Abel knows that the corruption and violence between rival companies oil companies is all just part of the business but what makes his story unique is his determination not to involve himself in this mob-mentality. While Abel’s specific motivations are intentionally unclear, beyond his belief in the American Dream, the film paints him as an attempted reformer who desires to break himself away from his wife’s mob family and business practices. This puts Abel up against his two-faced competitors, fickle bankers, and the Teamsters union chief who is strong-arming him into equipping his drivers with illegal handguns.

All of these moving parts and relationships are handled magnificently and are given just enough time not to distract from Abel’s core story while still being fleshed out enough to impact dramatically. Ron Patane’s editing allows images to linger just slightly longer than they should. As a result the pacing is allowed to come to a slow boil and every second of the picture is filled with a tremendous sense of dread that with every second, gesture, word, and decision Abel’s whole world could come crashing down. Abel and the audience suspect that any deviation from his difficult path of non-violence will spring to life a system of violence that will grow into something wholly out of his control.
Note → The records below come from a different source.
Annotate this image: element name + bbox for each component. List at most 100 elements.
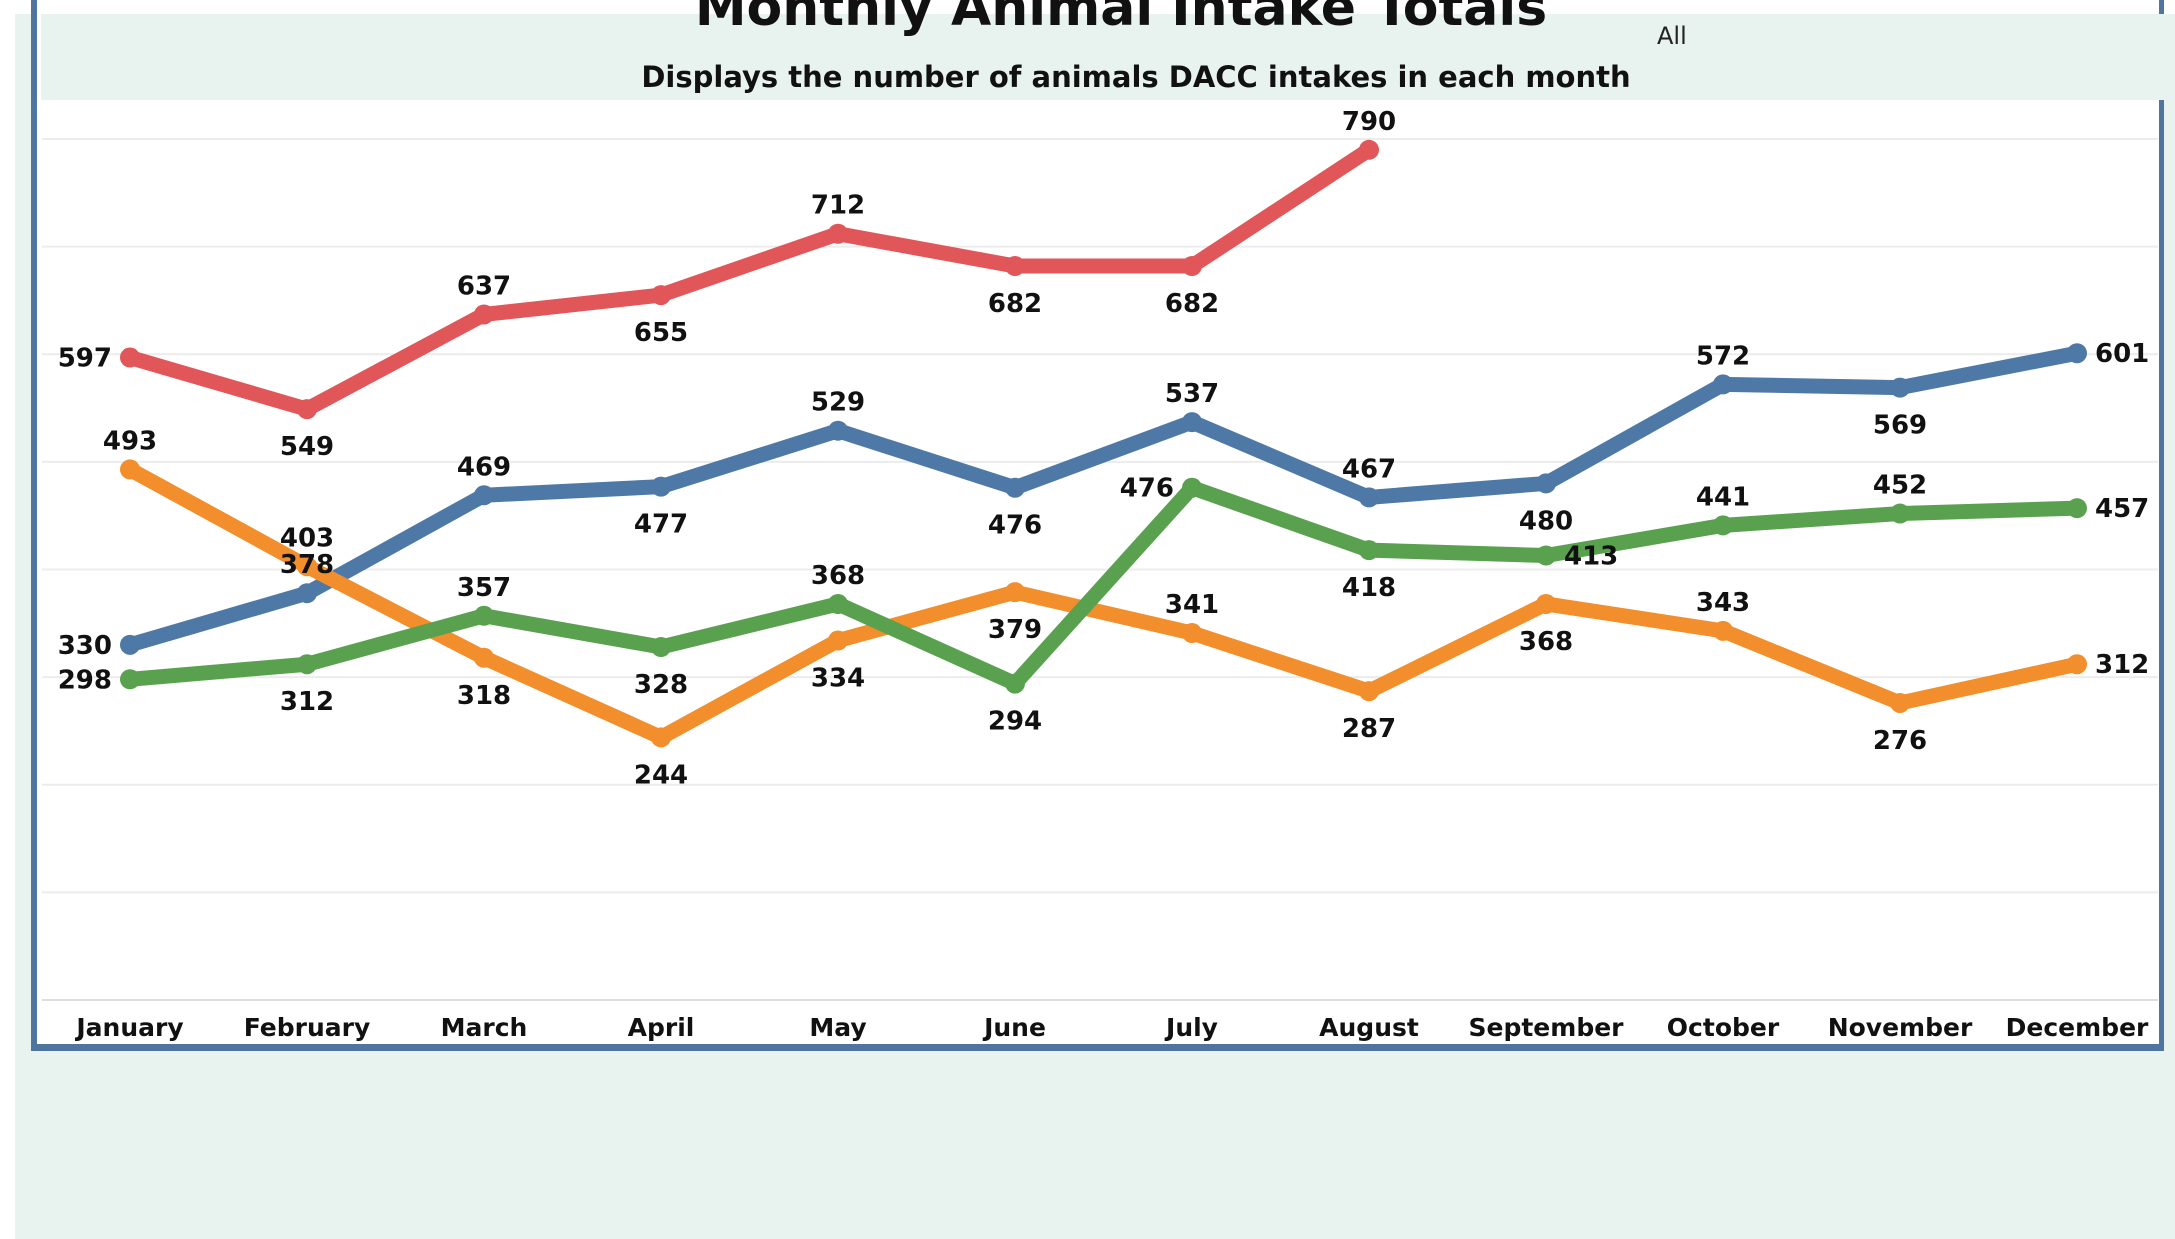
series-line-1 [122, 142, 1377, 417]
data-point[interactable] [1713, 620, 1733, 641]
data-point[interactable] [1536, 593, 1556, 614]
data-point[interactable] [1359, 487, 1379, 508]
x-tick-label: March [441, 1013, 528, 1042]
data-label: 572 [1696, 341, 1750, 371]
data-label: 343 [1696, 588, 1750, 618]
data-point[interactable] [1182, 623, 1202, 644]
data-point[interactable] [651, 476, 671, 497]
data-label: 378 [280, 550, 334, 580]
data-point[interactable] [651, 637, 671, 658]
data-points [120, 139, 2087, 748]
x-tick-label: May [809, 1013, 866, 1042]
data-point[interactable] [474, 605, 494, 626]
data-label: 682 [1165, 289, 1219, 319]
data-point[interactable] [1359, 540, 1379, 561]
data-point[interactable] [474, 485, 494, 506]
x-tick-label: August [1319, 1013, 1419, 1042]
data-label: 294 [988, 707, 1042, 737]
data-label: 477 [634, 510, 688, 540]
data-point[interactable] [828, 223, 848, 244]
data-point[interactable] [474, 304, 494, 325]
x-tick-label: July [1164, 1013, 1218, 1042]
data-point[interactable] [651, 727, 671, 748]
data-point[interactable] [2067, 498, 2087, 519]
data-point[interactable] [120, 634, 140, 655]
data-point[interactable] [474, 647, 494, 668]
data-point[interactable] [1713, 515, 1733, 536]
data-point[interactable] [1890, 377, 1910, 398]
data-label: 712 [811, 191, 865, 221]
header-band: Monthly Animal Intake Totals All Display… [41, 0, 2164, 100]
x-tick-label: April [628, 1013, 695, 1042]
data-point[interactable] [297, 556, 317, 577]
data-label: 480 [1519, 506, 1573, 536]
data-label: 655 [634, 318, 688, 348]
data-point[interactable] [297, 654, 317, 675]
data-label: 403 [280, 523, 334, 553]
data-point[interactable] [1182, 412, 1202, 433]
data-point[interactable] [297, 399, 317, 420]
chart-title: Monthly Animal Intake Totals [694, 0, 1548, 38]
data-point[interactable] [1536, 545, 1556, 566]
data-label: 357 [457, 573, 511, 603]
x-tick-label: February [244, 1013, 371, 1042]
data-point[interactable] [1182, 256, 1202, 277]
data-point[interactable] [828, 630, 848, 651]
chart-subtitle: Displays the number of animals DACC inta… [641, 60, 1631, 94]
grid-lines [42, 138, 2158, 1001]
data-point[interactable] [1005, 477, 1025, 498]
data-point[interactable] [120, 459, 140, 480]
data-point[interactable] [1713, 374, 1733, 395]
data-label: 341 [1165, 590, 1219, 620]
series-line-2 [122, 345, 2085, 653]
data-point[interactable] [1359, 681, 1379, 702]
data-label: 287 [1342, 714, 1396, 744]
data-label: 312 [280, 687, 334, 717]
data-label: 469 [457, 452, 511, 482]
data-label: 601 [2095, 339, 2149, 369]
x-tick-label: January [74, 1013, 183, 1042]
data-point[interactable] [1005, 256, 1025, 277]
data-label: 569 [1873, 411, 1927, 441]
x-axis-tick-labels: January February March April May June July Augu… [74, 1013, 2149, 1042]
series-line-4 [122, 480, 2085, 692]
data-label: 276 [1873, 726, 1927, 756]
data-point[interactable] [651, 285, 671, 306]
data-point[interactable] [1182, 477, 1202, 498]
data-label: 476 [1120, 474, 1174, 504]
x-tick-label: November [1828, 1013, 1973, 1042]
data-label: 637 [457, 271, 511, 301]
data-label: 476 [988, 511, 1042, 541]
data-label: 368 [1519, 627, 1573, 657]
data-point[interactable] [1890, 692, 1910, 713]
x-tick-label: September [1469, 1013, 1625, 1042]
data-point[interactable] [2067, 343, 2087, 364]
filter-value[interactable]: All [1657, 22, 1687, 50]
data-point[interactable] [1536, 473, 1556, 494]
data-label: 368 [811, 561, 865, 591]
data-label: 682 [988, 289, 1042, 319]
data-point[interactable] [828, 593, 848, 614]
data-label: 452 [1873, 471, 1927, 501]
data-point[interactable] [120, 669, 140, 690]
data-point[interactable] [2067, 654, 2087, 675]
data-label: 549 [280, 432, 334, 462]
data-label: 318 [457, 681, 511, 711]
data-label: 328 [634, 670, 688, 700]
data-label: 330 [58, 631, 112, 661]
data-label: 418 [1342, 573, 1396, 603]
data-point[interactable] [1005, 582, 1025, 603]
data-label: 529 [811, 388, 865, 418]
series-lines [122, 142, 2085, 745]
data-label: 493 [103, 426, 157, 456]
data-point[interactable] [1359, 139, 1379, 160]
data-label: 790 [1342, 107, 1396, 137]
data-point[interactable] [120, 347, 140, 368]
data-point[interactable] [297, 583, 317, 604]
data-point[interactable] [1005, 673, 1025, 694]
data-point[interactable] [1890, 503, 1910, 524]
data-label: 298 [58, 665, 112, 695]
x-tick-label: December [2006, 1013, 2149, 1042]
data-point[interactable] [828, 420, 848, 441]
Oscar Isaac is unrecognizable as Abel, after his role as a homeless folk artist in Inside Llewyn Davis, and plays the character with an incredible amount of control and ferocity, fitting to a character that is on the brink of losing that very control.  His overcoat is impeccably clean amidst the snowy, dirt and salt-caked landscapes of New York City, as if to physically assert his moral and physical superiority to the world he has to conduct himself in.

Abel is undermined by his own wife, who is quick to resort to the methods of her mob associated father.  Anna keeps two sets of books for the company and even brings a handgun into the house to protect her family.  If Abel thought dealing with his competitors was difficult, they are nothing against Jessica Chastain’s Anna.  Chastain gets right in Isaac’s face and asserts her position as a mother that will not accept failure or compromise for both her family and business. When the cops show up at their house, Chastain oozes charm and courteousness one second and moments later transforms into a wolf, ready to attack. Like Abel, her wardrobe reveals much about her personality, particularly that she is willing to utilize her sexuality to manipulate others.

That world is brought to life wonderfully by cinematographer Bradford Young, who is riding hot off of his work in Selma. The rich blacks of Gordon Willis’ cinematography in The Godfather: Part II return here, as characters lurk in the relative safety of the unlit corners of this world. The rest of Young’s world is revealed in a rusty yellow light that calls forth the griminess of Brooklyn and the oils that Abel’s company sells. Alex Ebert, the frontman for Edward Sharpe and the Magnetic Zeros, provides a score to the film that starts triumphant with blaring trumpets, pounding piano, and electronic hymnals and slowly strips itself down, instrument by instrument, until the film’s proceedings are dominated mostly by a terrifying silence.

J. C. Chandor’s direction is so confident and cohesive that it allows all of these elements to coalesce into an experience that never lets up from the start to finish. Close-ups combined with the moody score and shadowed lighting infuse dialogue scenes with dangerous pretense, as if any moment horrible violence could erupt. When Abel chases down a hijacker of one of his trucks through the graffiti-covered New York subway system of the 1980’s, the film feels like just about anything could happen. This level of potent drama is rare in any form of narrative storytelling.

Abel’s quest to prove himself better than the world he’s involved in becomes that of the  audience as well. The lack of specificity behind his motives asks audiences to question their own capitalistic motives as they operate in America’s dog-eat-dog society. A Most Violent Year places Abel in confrontations with all of the various people he has been on his rise to the top and asks him to consider just how morally superior he actually is. What concessions are made on his path to success and are his concessions hidden behind the façade of the “more right” choice?